Thank you, Mr. President. I'm here today to talk about the importance of sustained funding and support for the low-income home energy assistance program better known as LIHEAP. I know it's something you care very much about as well. The LIHEAP program helps households pay home heating costs and targets funds for those families with the lowest incomes and the highest energy costs.
In 2010, nearly 165,000 families in Minnesota used this critical lifeline. Mr. President, Minnesota, our home state, may be known as the land of ice hockey and ice fishing and other winter sports, but our tough winters can be downright dangerous to families struggling to pay their utility bills and trying to keep the heat on. Even as Minnesota economy has weathered the recession better than most, we have seen a great increase in need for assistance with heating bills.
From 2008-2010, there was a 30% increase in families that needed energy assistance. Without sustained funding for the LIHEAP program at current levels, we risk pushing these 38,000 families out into the cold. This October I joined with my colleagues from many cold-weather states, as you did as well, in a letter that urged the U.S. Department of Health and Human Services to release LIHEAP funds as quickly and at the highest level as possible.
We must follow up on this action by fully funding the LIHEAP program. On October 28, the Department of Health and Human Services released $1.7 billion for the LIHEAP program. This is a start but we need another $3 billion to ensure that we sustain the level of funding from last year. Depending on how and what the final appropriations are for the fiscal year 2012, it is important to recognize that we will need over $1 billion to fully fund the LIHEAP program.

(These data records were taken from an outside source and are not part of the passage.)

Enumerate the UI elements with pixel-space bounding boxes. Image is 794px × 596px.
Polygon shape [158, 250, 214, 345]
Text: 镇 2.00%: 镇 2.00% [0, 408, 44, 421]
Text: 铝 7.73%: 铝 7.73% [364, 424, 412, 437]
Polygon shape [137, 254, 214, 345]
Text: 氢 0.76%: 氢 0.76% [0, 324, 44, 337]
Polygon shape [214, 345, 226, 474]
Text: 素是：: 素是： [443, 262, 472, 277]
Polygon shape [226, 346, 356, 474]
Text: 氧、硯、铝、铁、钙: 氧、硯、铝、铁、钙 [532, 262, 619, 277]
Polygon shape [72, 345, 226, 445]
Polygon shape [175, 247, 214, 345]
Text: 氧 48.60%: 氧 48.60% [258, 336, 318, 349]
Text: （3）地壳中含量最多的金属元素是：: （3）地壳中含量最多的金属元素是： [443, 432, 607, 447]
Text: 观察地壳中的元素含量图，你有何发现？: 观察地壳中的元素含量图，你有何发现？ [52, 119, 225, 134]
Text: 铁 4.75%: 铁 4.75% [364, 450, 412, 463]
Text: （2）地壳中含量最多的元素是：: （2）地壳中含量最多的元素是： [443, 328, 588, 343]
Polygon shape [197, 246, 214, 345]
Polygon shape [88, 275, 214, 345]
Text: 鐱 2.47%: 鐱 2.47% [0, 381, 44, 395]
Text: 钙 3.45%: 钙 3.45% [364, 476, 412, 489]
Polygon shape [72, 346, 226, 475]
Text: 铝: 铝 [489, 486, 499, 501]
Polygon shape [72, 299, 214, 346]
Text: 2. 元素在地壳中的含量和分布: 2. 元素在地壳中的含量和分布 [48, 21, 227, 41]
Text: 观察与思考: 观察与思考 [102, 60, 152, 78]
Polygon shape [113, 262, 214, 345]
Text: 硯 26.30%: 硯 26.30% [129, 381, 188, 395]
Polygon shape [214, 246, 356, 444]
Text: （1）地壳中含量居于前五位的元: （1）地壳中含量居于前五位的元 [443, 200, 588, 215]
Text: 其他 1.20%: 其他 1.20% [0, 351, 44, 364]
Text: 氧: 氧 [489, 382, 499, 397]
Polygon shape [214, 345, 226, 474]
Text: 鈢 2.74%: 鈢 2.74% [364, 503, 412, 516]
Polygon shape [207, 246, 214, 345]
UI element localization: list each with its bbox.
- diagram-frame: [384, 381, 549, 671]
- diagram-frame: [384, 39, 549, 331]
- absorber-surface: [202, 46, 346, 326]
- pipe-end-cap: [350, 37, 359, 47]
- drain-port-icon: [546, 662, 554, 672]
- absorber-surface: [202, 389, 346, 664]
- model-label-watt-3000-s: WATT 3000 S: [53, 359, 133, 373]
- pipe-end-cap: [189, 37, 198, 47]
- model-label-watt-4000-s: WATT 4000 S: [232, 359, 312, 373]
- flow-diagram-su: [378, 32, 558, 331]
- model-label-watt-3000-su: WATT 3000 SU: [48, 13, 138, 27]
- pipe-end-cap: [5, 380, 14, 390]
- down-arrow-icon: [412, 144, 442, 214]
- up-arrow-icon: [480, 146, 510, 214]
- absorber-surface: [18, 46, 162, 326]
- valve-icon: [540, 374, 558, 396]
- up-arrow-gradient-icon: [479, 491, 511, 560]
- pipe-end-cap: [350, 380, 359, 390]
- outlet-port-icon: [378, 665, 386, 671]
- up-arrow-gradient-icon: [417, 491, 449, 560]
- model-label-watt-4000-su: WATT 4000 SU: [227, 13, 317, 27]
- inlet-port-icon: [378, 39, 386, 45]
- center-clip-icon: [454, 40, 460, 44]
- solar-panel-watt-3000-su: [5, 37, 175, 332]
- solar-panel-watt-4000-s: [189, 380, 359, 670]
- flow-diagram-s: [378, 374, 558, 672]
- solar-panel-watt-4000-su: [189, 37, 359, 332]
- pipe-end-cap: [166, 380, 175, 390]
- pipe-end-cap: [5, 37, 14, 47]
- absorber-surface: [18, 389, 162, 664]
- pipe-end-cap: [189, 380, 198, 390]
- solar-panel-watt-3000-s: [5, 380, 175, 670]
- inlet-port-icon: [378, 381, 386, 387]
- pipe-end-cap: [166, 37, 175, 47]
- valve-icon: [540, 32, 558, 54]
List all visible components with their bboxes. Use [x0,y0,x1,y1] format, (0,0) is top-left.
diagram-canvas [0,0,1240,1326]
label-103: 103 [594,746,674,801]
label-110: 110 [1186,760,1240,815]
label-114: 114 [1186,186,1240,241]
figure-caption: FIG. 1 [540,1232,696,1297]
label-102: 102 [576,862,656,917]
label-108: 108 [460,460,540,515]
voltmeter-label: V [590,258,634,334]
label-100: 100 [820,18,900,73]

Mr. President, I believe that seniors should not have to choose between paying for medication and their heating bills. Families should not have to choose between putting food on the table or keeping their furnace on at night. And children should always have a warm home to sleep in at night. The LIHEAP program is targeted to those families that are most in need. In fact, the average household served by the LIHEAP program in Minnesota had an income of $16,000, and 85% of the homes served by the LIHEAP program included at least one senior, a person with disability, or a child under the age of 18.
These families are struggling and now is not the time to pull the rug out from under their feet. The LIHEAP program is supported by nonprofit organizations like community action of Minneapolis and the Salvation Army, state and local governments, and utility companies. These organizations know the value that this program has to ensure that families have the tools that they need to stay safe during the coldest winter nights.
They also see how's it creates economic -- see how it creates economic activities by creating demand for utilities when household budgets are under the greatest strain and may be forced to go without.
According to economists, LIHEAP is a smart investment. For every dollar in benefits paid, $1.13 is generated in economic activity. As a cosponsor of the LIHEAP protection act introduced by senate Jack Reed of Rhode Island, I want to commend my colleagues on their leadership on this issue and look forward to working with them to ensure this legislation is passed and that funding for the critical program is maintained. Thank you very much, Mr. President.